The past year alone had seen a surge—classified and public—of anomalies. Not just lights in the sky. Not just shapes without origin. But movements that defied physics. Objects that blinked in and out of radar signatures. Craft that left no trace, no heat, no sound—yet crossed thousands of miles in seconds. Frequencies that disrupted electronics in entire quadrants. Sudden atmospheric changes followed by nothing.

Pilots had come forward. Satellites had caught footage. AI had flagged patterns no human wanted to believe.

And yet—no one had spoken about it like this. Not openly. Not as a known progression.

Hattesh didn’t wait for their reply.

“They are not random,” he said. “They are not probes. They are not accidents. You call them UAPs. We called them Collectors.”

He glanced at the other four Eldest, who now nodded once, all at once.

A heavy silence settled over the Pentagon chamber.

Even the interpreters had gone quiet.

Hattesh remained still, eyes calm, hands folded as if the weight of history was simply something to be delivered. Not argued. Not explained. Just… known.

Then, without warning, his voice filled the room again—quiet, but heavier now. Final.

“You are mistaken,” he said. “If you think they are here for your planet.”

A long pause.

“They are not here for your oceans. Or your minerals.”

His gaze turned toward the glass, and somehow—despite the physical barrier—it felt as though he was speaking through it, looking straight at every person watching.

“They are here for you.

A quiet gasp broke out in the room. Someone dropped a pen. On one of the feeds, the French Prime Minister leaned forward and whispered furiously off-screen.

“You,” Hattesh repeated. “Not your machines. Not your weapons. Not your cities. They come for consciousness.

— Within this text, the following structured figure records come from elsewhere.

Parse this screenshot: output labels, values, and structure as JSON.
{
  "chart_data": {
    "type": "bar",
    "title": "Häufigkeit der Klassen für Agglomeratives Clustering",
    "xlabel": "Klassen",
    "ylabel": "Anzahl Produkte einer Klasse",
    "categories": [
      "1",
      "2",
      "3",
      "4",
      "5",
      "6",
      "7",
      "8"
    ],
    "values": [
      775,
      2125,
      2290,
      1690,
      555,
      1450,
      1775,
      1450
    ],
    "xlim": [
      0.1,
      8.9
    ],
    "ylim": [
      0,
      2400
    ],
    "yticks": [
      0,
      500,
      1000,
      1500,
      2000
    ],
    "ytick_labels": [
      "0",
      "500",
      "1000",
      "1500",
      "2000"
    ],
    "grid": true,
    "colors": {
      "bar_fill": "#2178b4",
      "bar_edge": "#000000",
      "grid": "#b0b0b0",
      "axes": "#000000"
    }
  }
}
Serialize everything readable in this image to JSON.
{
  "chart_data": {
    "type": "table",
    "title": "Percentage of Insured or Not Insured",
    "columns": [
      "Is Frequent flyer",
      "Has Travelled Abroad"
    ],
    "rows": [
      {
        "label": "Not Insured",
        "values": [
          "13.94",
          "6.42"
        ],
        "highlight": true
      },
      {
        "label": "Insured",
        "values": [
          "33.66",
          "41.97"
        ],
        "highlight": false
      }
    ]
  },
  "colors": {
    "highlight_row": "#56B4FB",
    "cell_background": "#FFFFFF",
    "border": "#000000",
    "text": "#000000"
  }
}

He let the word settle—like a cold wind passing through stone.

“They seek minds that have expanded beyond their form. Not many of you reach that state. But when you do… you light up like beacons across the dimensions. They find you. They take you. And once taken, you are never returned.”

Behind him, one of the Eldest whispered a single, unfamiliar word—a tone that echoed like a bell. Hattesh didn’t flinch.

“You believe your technology makes you valuable. It does not. You believe your intelligence protects you. It cannot.”

He leaned in slightly now, his eyes sharper.

“You are not the harvesters in this universe. You are the harvest.

Derek felt his chest go cold. He heard someone behind him mutter “God” under their breath.

On the screens, at least three world leaders were visibly reacting—one rising from his seat, one pounding the table, one simply staring ahead with eyes wide and glassy.

Hattesh’s voice softened.

“They have no need to invade. They are patient. They wait for you to evolve. For your children to breach the veil of awareness. That is when you become useful.”

He paused. Then added with surgical clarity:

“They are not conquerors. They are collectors.”